Second Best Compliment Ever Received on my Writing: I took an advanced, for-credit, Iyengar course through the kinesiology department that acquiesced to the policy for writing as a part of every 100-200 level course. In fact, I took it six times because I so admired the teacher and it was “free” via tuition remission benefit. The first time I took it, the assignment was to “discuss three elements of yoga that most benefit you as a college student”. Indeed, every other student enrolled was approximately 20 years old. When our papers were handed back, my teacher said, “this is the best thing about yoga I’ve ever read”.

Miscellaneous

    • I’m a “third-culture kid”, a child expat. I grew up half in the USA and half overseas.
    • In third grade, our class play was about how Santa was struggling to get all his gift-delivery handled so Mrs. Claus stepped in and overhauled the whole system and made everything “efficient”. I starred as Mrs. Claus; I was a method actor.
    • One of my classmates was killed in Pan Am 103 over Lockerbie in 1988. We looked alike.
    • I was offered a full scholarship to Bennington to study poetry and I turned it down because reasons (including that I’m an idiot).
    • I worked in library special collections and museums in my first career. I loved it. I miss it.
    • I once lived in a rebuilt 17th c. stone barn with no plumbing or electricity but that was filled with dozens of broken pianos and 400 guitars.
    • I have a now expired beekeeping qualification.
    • My first professional singing gig was as a Patsy Cline impersonator.
    • Dave Matthews used to tell me I made the best biscuits he’d ever eaten.
Guinness
Guinness
  • About 60% of who I am as a teacher comes from the methods of my 7th grade British history teacher, David Sox, and my MA guru, Alan Howard. I’m incredibly grateful.
  • I’ve permanently lost (to aphasia) the word for my favorite flower (I do remember that it’s Victorian, purple, ruffled, and smells like vanilla although it has a reputation for smelling like cherry pie).
  • The first time I went to Vegas was for a job interview and the marquee on one of the casinos advertised “BJ $3”. Now that I live here, I know that meant “blackjack”.
  • The scary old lady down the road offered five-year-old me M&Ms but they turned out to be Reese’s Pieces. I was so traumatized by the discovery, for three decades I thought I didn’t like chocolate combined with peanut butter. I’m still suspicious.
  • I’ve renovated several historical houses.
  • My dog and I got trained as a therapy dog team. We do “Reading with Rover”, where we hang out with little kids who are struggling to read. I’ve learned a lot about how to be a good teacher from watching my sweet dog.

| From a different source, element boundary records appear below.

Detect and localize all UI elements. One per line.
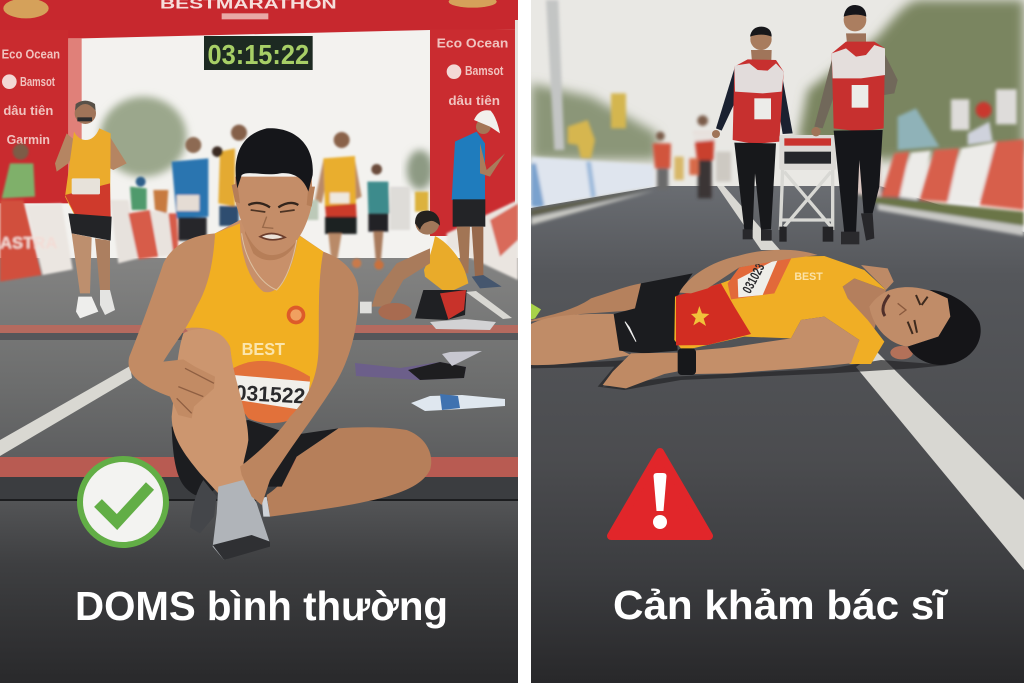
finish arch: Bamsot	[20, 75, 56, 89]
vest	[185, 223, 323, 420]
shoes	[190, 480, 270, 560]
road surface	[0, 258, 518, 683]
bib: BEST	[794, 271, 823, 283]
race bib	[233, 361, 310, 423]
right barrier	[447, 200, 518, 280]
right caption: Cản khảm bác sĩ	[613, 582, 949, 628]
icon: green check mark	[80, 459, 166, 545]
left barriers: ASTRA	[0, 233, 57, 252]
near leg	[531, 314, 631, 365]
teal runner and crowd	[305, 164, 428, 270]
flag on vest	[676, 283, 751, 345]
seated runner in background	[360, 211, 468, 320]
panel: left photo, normal DOMS	[0, 0, 518, 683]
bib	[728, 257, 823, 299]
watch	[678, 348, 696, 375]
background scene: trees, barriers, road	[531, 0, 1024, 207]
runner right of centre	[315, 132, 362, 268]
panel: right photo, see a doctor	[531, 0, 1024, 683]
arm holding shin	[129, 233, 215, 418]
finish arch: Bamsot	[465, 64, 504, 78]
roadside barriers and verge	[531, 139, 1024, 236]
finish arch	[0, 0, 518, 237]
shorts	[172, 420, 338, 497]
road markings	[0, 291, 518, 501]
left barriers	[0, 200, 178, 282]
collapsed runner lying on road	[531, 250, 981, 390]
raised leg	[172, 329, 257, 493]
finish arch: Garmin	[7, 133, 50, 147]
chest skin	[843, 278, 886, 340]
background scene: finish line	[0, 0, 518, 340]
scattered clothes on road	[355, 319, 505, 411]
finish arch: dâu tiên	[3, 104, 53, 118]
medic right	[811, 5, 898, 244]
green-vest spectator	[2, 144, 35, 198]
neck and head	[232, 128, 315, 290]
fingers on shin	[177, 368, 214, 413]
green shoe	[531, 303, 541, 319]
mid runners	[130, 125, 247, 241]
medic left	[712, 27, 793, 241]
stretcher cart	[779, 135, 836, 242]
shorts	[614, 273, 693, 353]
vest	[674, 256, 886, 364]
barriers and distant runners	[0, 125, 518, 282]
finish arch: Eco Ocean	[2, 47, 60, 61]
finish arch: dâu tiên	[448, 94, 500, 108]
far leg	[267, 427, 431, 517]
man in blue shirt with white cap	[452, 110, 505, 288]
white lane line near runner	[856, 352, 1024, 570]
background runner with sunglasses	[55, 101, 127, 318]
face	[869, 287, 952, 347]
torso skin	[185, 220, 323, 387]
arm reaching ankle	[240, 252, 358, 505]
finish arch: Eco Ocean	[437, 37, 508, 51]
road surface	[531, 186, 1024, 683]
medics and stretcher cart	[712, 5, 898, 244]
ear	[890, 346, 913, 359]
road centre line	[717, 186, 780, 250]
race bib: 031522	[234, 381, 306, 408]
vest logos	[242, 306, 305, 359]
shoulder far side	[861, 265, 894, 290]
distant runners	[653, 115, 731, 198]
vest logos: BEST	[242, 339, 285, 359]
bib: 031023	[739, 261, 768, 296]
icon: red warning triangle	[611, 452, 709, 536]
runner sitting, holding shin	[129, 128, 431, 560]
far leg	[531, 283, 641, 322]
arm on chest	[679, 250, 818, 293]
hair	[908, 290, 981, 365]
left caption: DOMS bình thường	[75, 583, 448, 629]
hand	[603, 353, 682, 388]
front arm	[678, 317, 859, 374]
shadow	[531, 360, 948, 390]
finish clock: 03:15:22	[207, 39, 309, 70]
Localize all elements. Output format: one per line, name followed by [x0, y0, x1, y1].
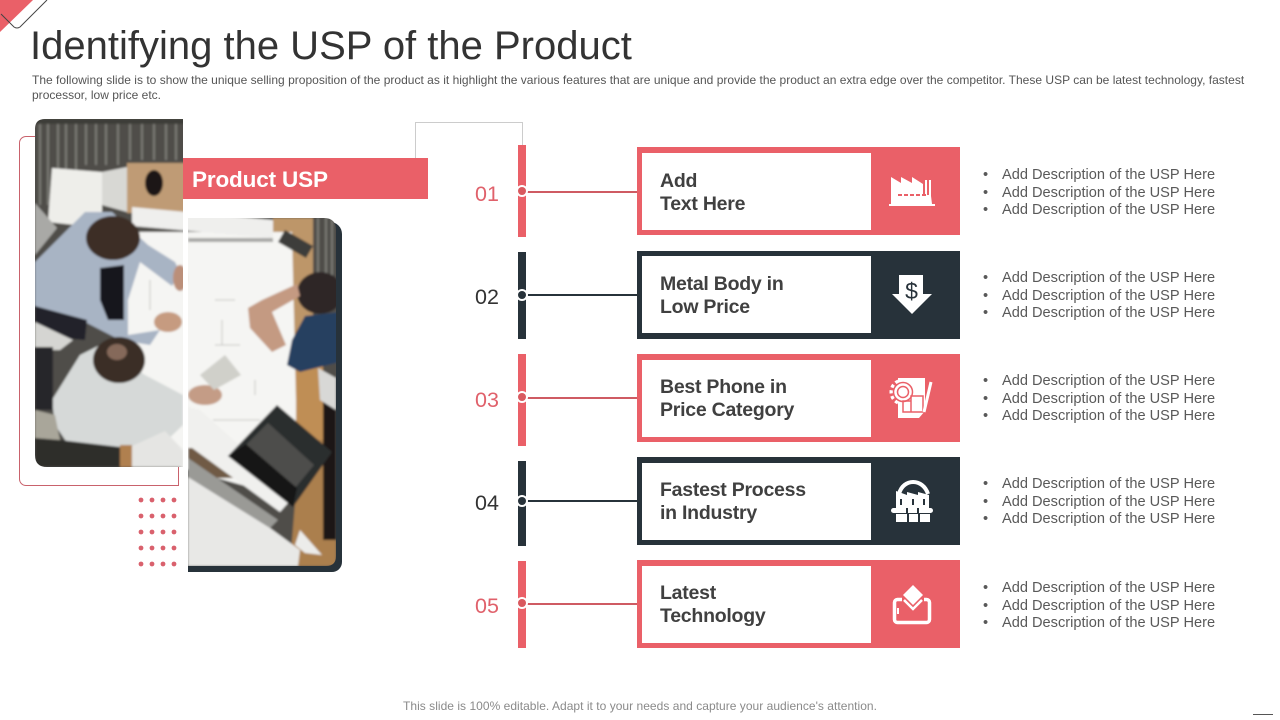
- number 02: 02: [475, 285, 499, 309]
- calculator: [200, 355, 241, 390]
- card 04: in Industry: [660, 502, 757, 524]
- description list 05: Add Description of the USP Here: [1002, 615, 1215, 631]
- description list 02: Add Description of the USP Here: [1002, 288, 1215, 304]
- crumpled paper: [295, 530, 322, 555]
- description list 04: Add Description of the USP Here: [1002, 476, 1215, 492]
- description list 04: Add Description of the USP Here: [1002, 511, 1215, 527]
- man 2: [52, 345, 183, 447]
- row 01: [475, 145, 960, 237]
- marker 03: [518, 393, 526, 401]
- connector 05: [527, 603, 637, 605]
- description list 03: Add Description of the USP Here: [1002, 390, 1215, 406]
- marker 02: [518, 291, 526, 299]
- description list 01: [984, 167, 1215, 218]
- marker 04: [518, 497, 526, 505]
- icon: gear and notebook: [890, 378, 932, 418]
- description list 05: Add Description of the USP Here: [1002, 580, 1215, 596]
- drawing marks: [150, 280, 260, 420]
- number 05: 05: [475, 594, 499, 618]
- description list 01: Add Description of the USP Here: [1002, 167, 1215, 183]
- description list 04: Add Description of the USP Here: [1002, 494, 1215, 510]
- card 01: Add: [660, 170, 697, 192]
- card 03: Price Category: [660, 399, 794, 421]
- timeline bar 04: [518, 461, 526, 546]
- description list 03: Add Description of the USP Here: [1002, 373, 1215, 389]
- description list 01: Add Description of the USP Here: [1002, 202, 1215, 218]
- rolls: [192, 447, 290, 514]
- connector 02: [527, 294, 637, 296]
- description list 02: Add Description of the USP Here: [1002, 270, 1215, 286]
- description list 03: [984, 373, 1215, 424]
- number 04: 04: [475, 491, 499, 515]
- photo: team around a desk: [35, 119, 336, 566]
- number 01: 01: [475, 182, 499, 206]
- woman: [296, 271, 336, 315]
- papers: [48, 168, 102, 228]
- heading banner: Product USP: Product USP: [192, 167, 328, 192]
- page marker: [1253, 714, 1273, 715]
- timeline bar 01: [518, 145, 526, 237]
- laptop: [228, 405, 332, 507]
- row 02: [475, 251, 960, 339]
- connector 04: [527, 500, 637, 502]
- icon: dollar down arrow: $: [905, 278, 918, 304]
- description list 05: [984, 580, 1215, 631]
- table top: [127, 163, 187, 213]
- title: Identifying the USP of the Product: [30, 24, 632, 68]
- number 03: 03: [475, 388, 499, 412]
- icon: dollar down arrow: [892, 275, 932, 314]
- description list 05: Add Description of the USP Here: [1002, 598, 1215, 614]
- row 03: [475, 354, 960, 446]
- man 1: [35, 203, 57, 255]
- card 04: [637, 457, 960, 545]
- footer note: This slide is 100% editable. Adapt it to your needs and capture your audience's attention.: [403, 699, 877, 713]
- marker 05: [518, 599, 526, 607]
- dot grid: [138, 498, 176, 566]
- icon: warehouse line: [891, 480, 933, 522]
- heading banner: Product USP: [183, 158, 428, 199]
- icon: phone with layers: [892, 585, 932, 624]
- card 02: Low Price: [660, 296, 750, 318]
- corner decoration: [0, 0, 48, 32]
- row 04: [475, 457, 960, 546]
- card 03: [637, 354, 960, 442]
- icon: factory: [889, 177, 935, 206]
- card 02: [637, 251, 960, 339]
- dark floor at right: [323, 395, 336, 540]
- connector bracket: [415, 122, 523, 158]
- description list 01: Add Description of the USP Here: [1002, 184, 1215, 200]
- card 04: Fastest Process: [660, 479, 806, 501]
- card 05: Latest: [660, 582, 716, 604]
- card 02: Metal Body in: [660, 273, 784, 295]
- brown table wedge: [188, 446, 234, 480]
- timeline bar 02: [518, 252, 526, 339]
- card 05: [637, 560, 960, 648]
- phone: [278, 230, 313, 258]
- timeline bar 05: [518, 561, 526, 648]
- mug: [145, 170, 163, 196]
- card 05: Technology: [660, 605, 765, 627]
- intro text: The following slide is to show the unique selling proposition of the product as it highlight the various features that are unique and provide the product an extra edge over the competitor. These USP can be latest technology, fastest processor, low price etc.: [32, 73, 1244, 102]
- outline frame behind photo: [19, 136, 179, 486]
- description list 02: [984, 270, 1215, 321]
- description list 02: Add Description of the USP Here: [1002, 305, 1215, 321]
- white gap strip between photos: [183, 119, 188, 579]
- connector 01: [527, 191, 637, 193]
- blueprint: [125, 232, 296, 500]
- marker 01: [518, 187, 526, 195]
- description list 04: [984, 476, 1215, 527]
- card 01: Text Here: [660, 193, 745, 215]
- timeline bar 03: [518, 354, 526, 446]
- card 01: [637, 147, 960, 235]
- card 03: Best Phone in: [660, 376, 787, 398]
- dark backing of right photo: [188, 222, 342, 572]
- connector 03: [527, 397, 637, 399]
- carpet stripes: [40, 124, 332, 275]
- description list 03: Add Description of the USP Here: [1002, 408, 1215, 424]
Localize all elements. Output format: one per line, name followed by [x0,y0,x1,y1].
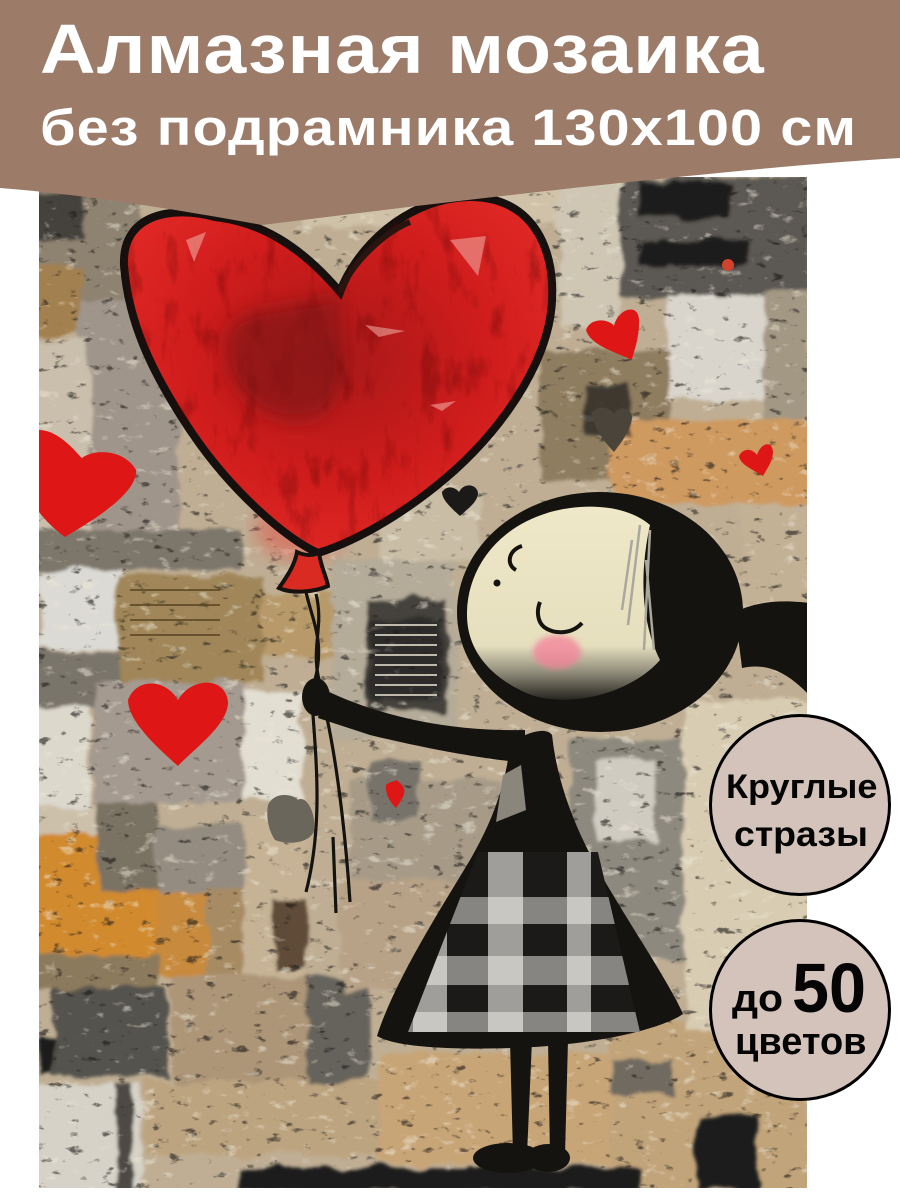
girl: head and hair [457,492,743,732]
girl: face [467,507,660,700]
balloon heart [120,195,555,592]
balloon strings [306,592,350,913]
dark marks [40,182,757,1192]
badge: up to 50 colours: цветов [735,1021,867,1063]
title: Алмазная мозаика [40,10,765,88]
subtitle: без подрамника 130х100 см [40,99,857,156]
balloon glow [255,500,345,560]
badge: up to 50 colours: до [732,978,783,1020]
small dark hearts [442,485,478,516]
girl: dress [377,731,683,1049]
header band [0,0,900,225]
girl: legs [473,1040,570,1173]
badge: up to 50 colours: 50 [792,949,866,1027]
badge: round rhinestones: Круглые [726,768,877,806]
girl: arm and hand [302,678,525,762]
newsprint speckle [39,177,807,1188]
badge: round rhinestones: стразы [734,815,868,854]
small hearts [39,310,773,808]
badge: round rhinestones [709,714,891,896]
girl: ponytail [738,601,807,693]
badge: up to 50 colours [709,919,891,1101]
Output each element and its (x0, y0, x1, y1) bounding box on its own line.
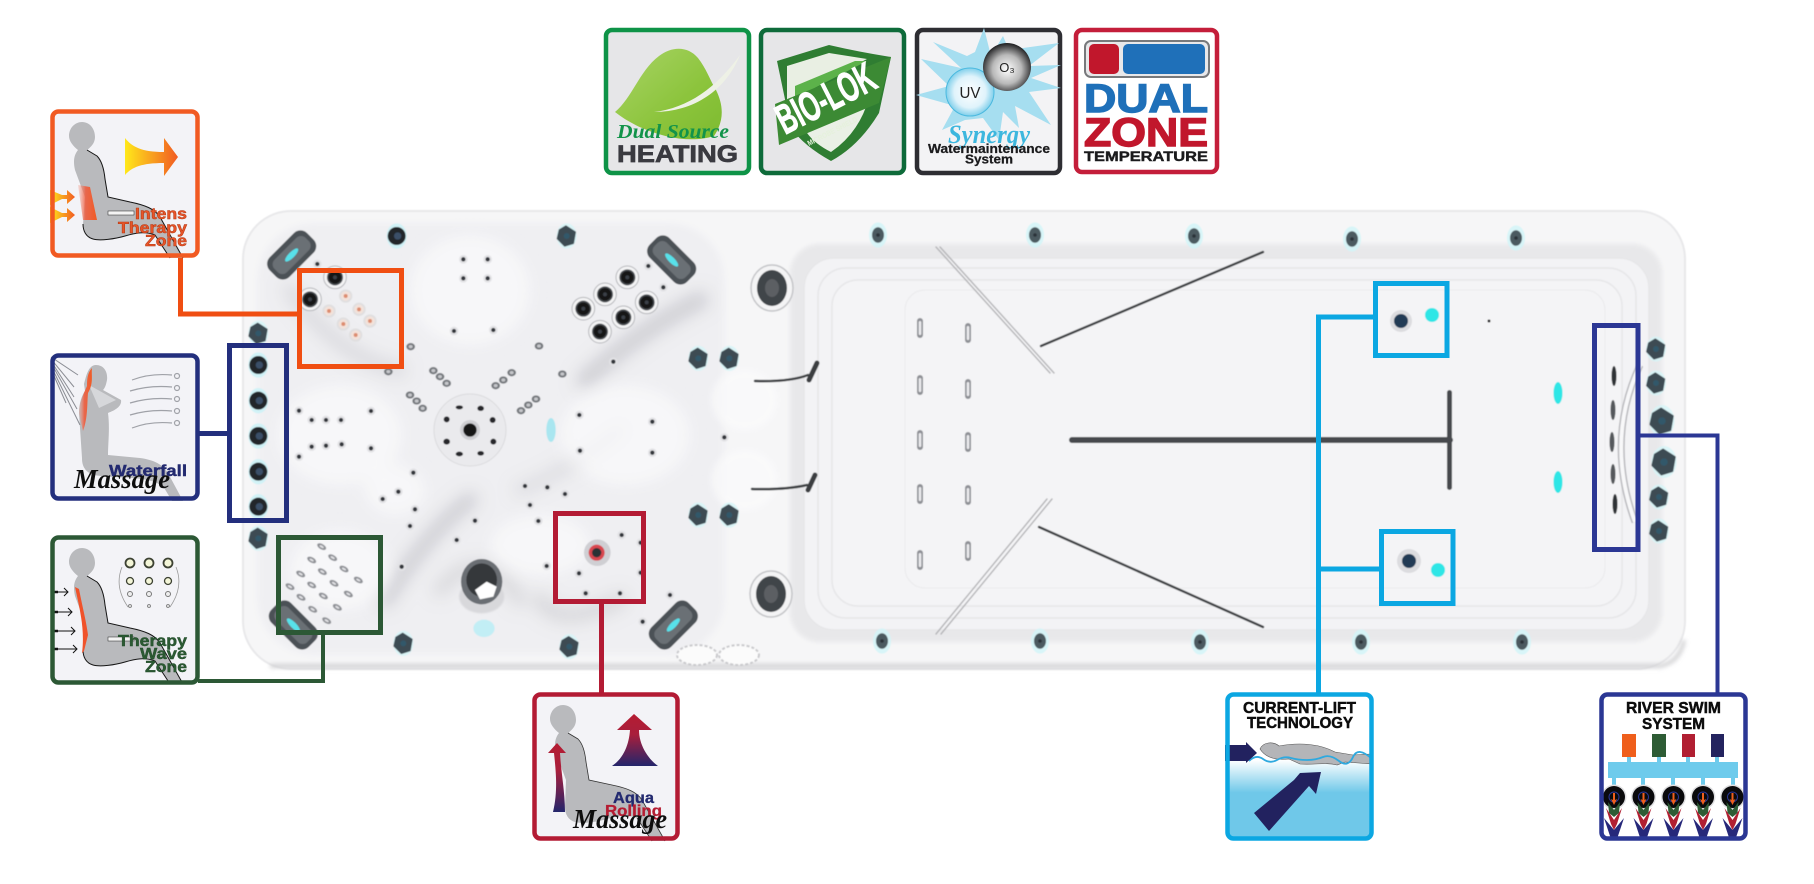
arrow: rolling up (612, 714, 658, 766)
badge background (917, 30, 1060, 173)
figure: swimmer (1260, 743, 1373, 765)
badge: dual source heating (606, 30, 749, 173)
swim section (790, 244, 1662, 642)
panel: therapy wave zone (51, 538, 198, 684)
green zone jets (284, 542, 364, 625)
text: massage: Massage (73, 464, 170, 494)
icon: uv bubble: UV (960, 85, 981, 102)
small seat jets (295, 255, 729, 626)
figure: seated person (550, 705, 665, 841)
text: title (1626, 700, 1721, 733)
banner (775, 57, 891, 145)
text: therapy wave zone: Wave (140, 646, 187, 663)
panel border (52, 112, 198, 256)
text: intens therapy zone (118, 206, 187, 250)
panel background (534, 694, 678, 838)
panel background (1228, 694, 1372, 838)
text: synergy: Synergy (948, 120, 1030, 149)
text: title: RIVER SWIM (1626, 700, 1721, 717)
panel border (52, 356, 198, 498)
large therapy jets (299, 260, 668, 343)
shield inner light (787, 53, 867, 100)
arrow: lift (1254, 772, 1321, 831)
wave line (1249, 752, 1372, 764)
icon: ozone bubble (983, 43, 1031, 91)
shell lower rim shadow (270, 640, 1684, 666)
heat zone on back (78, 185, 97, 220)
panel border (52, 538, 198, 682)
text: dual: DUAL (1084, 77, 1208, 121)
text: massage: Massage (572, 804, 667, 834)
water (1228, 760, 1372, 838)
central jet ring (434, 394, 506, 466)
icon: uv bubble (946, 68, 994, 116)
aqua rolling jet (584, 539, 611, 566)
swim entry seat (711, 368, 779, 512)
spa shading swirls (290, 290, 700, 615)
callout: intens therapy zone highlight and connector (180, 258, 402, 366)
text: bio-lok: BIO-LOK (768, 53, 884, 143)
cyan center light (546, 418, 556, 442)
jets with arrows (1602, 784, 1745, 839)
badge background (761, 30, 904, 173)
wave dot grid (119, 558, 179, 608)
text: title: TECHNOLOGY (1247, 715, 1354, 732)
panel: waterfall massage (51, 356, 198, 501)
panel: aqua rolling massage (534, 694, 678, 841)
text: temperature: TEMPERATURE (1084, 149, 1208, 164)
figure: seated person (69, 122, 183, 258)
arrows: heat at back (50, 190, 75, 223)
current lift jets (1390, 310, 1490, 573)
panel background (1602, 694, 1746, 838)
text: dual source: Dual Source (616, 121, 729, 143)
air control star knobs (248, 223, 739, 659)
grab handles (752, 363, 817, 490)
lane T-bar (1069, 390, 1453, 490)
text: rolling: Rolling (605, 803, 662, 820)
callout: aqua rolling highlight and connector (556, 514, 644, 693)
panel: river swim system (1602, 694, 1746, 839)
text: intens therapy zone: Therapy (118, 220, 187, 237)
colour zone blocks (1622, 734, 1724, 757)
text: zone: ZONE (1084, 111, 1208, 155)
swim perimeter jets (869, 222, 1531, 655)
water jets (130, 374, 180, 428)
heat on back (75, 587, 88, 653)
water on back (79, 368, 92, 431)
text: system: System (965, 152, 1013, 166)
callout: waterfall highlight and connector (198, 346, 286, 520)
text: therapy wave zone (118, 633, 187, 676)
step bench jets (917, 318, 971, 570)
panel: current-lift technology (1225, 694, 1373, 838)
panel border (534, 694, 678, 838)
icon: ozone bubble: O₃ (999, 60, 1015, 75)
panel background (52, 356, 198, 498)
panel border (1602, 694, 1746, 838)
panel: intens therapy zone (50, 112, 198, 258)
icon: water splash (916, 28, 1061, 140)
panel background (52, 112, 198, 256)
text: title (1243, 700, 1357, 732)
badge: bio-lok (761, 30, 904, 173)
cyan lights (1425, 308, 1562, 577)
arrows: wave sequence (51, 588, 77, 653)
arrow: current at swimmer (1225, 742, 1257, 763)
callout: river swim highlight and connector (1594, 326, 1718, 693)
manifold (1608, 757, 1738, 786)
figure: seated person (69, 548, 183, 684)
text: therapy wave zone: Therapy (118, 633, 187, 650)
text: therapy wave zone: Zone (145, 659, 187, 676)
diagonal rails (936, 247, 1263, 634)
icon: shield (777, 45, 891, 161)
text: intens therapy zone: Zone (145, 233, 187, 250)
orange zone jets (322, 289, 377, 342)
tub shell (243, 211, 1685, 669)
text: microbe shield: MICROBE SHIELD (806, 115, 859, 148)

Professional Info: My title is Professor. I’m in the English Department. I work for the second largest community college in the country. I teach writing (first-year composition, creative writing) and humanities (ancient-early modern world culture, and special topics like Vegas Studies, retellings of the Odyssey, and longform journalism). I’ve recently moved on from acting as WPA for a 7500 students/year program. I’m a section editor for Kairos, where I co-produce KCast. I write technology-mediated poetry and some other stuff. I began using and theorizing soundwriting out of desperation as a graduate teaching assistant who lost the ability to read visually after a brain injury but who also desperately needed to maintain her health insurance and so had to keep teaching writing. Ten years later, the book I co-edited, Soundwriting Pedagogies, is recently published and a second book, Amplifying Soundwriting, is in process. I might like to finish grad school, yes, let me know if you can help. Ask me about my Humanities Lab assignment and what happens when accessibility is the second highest criterion in designing a curriculum.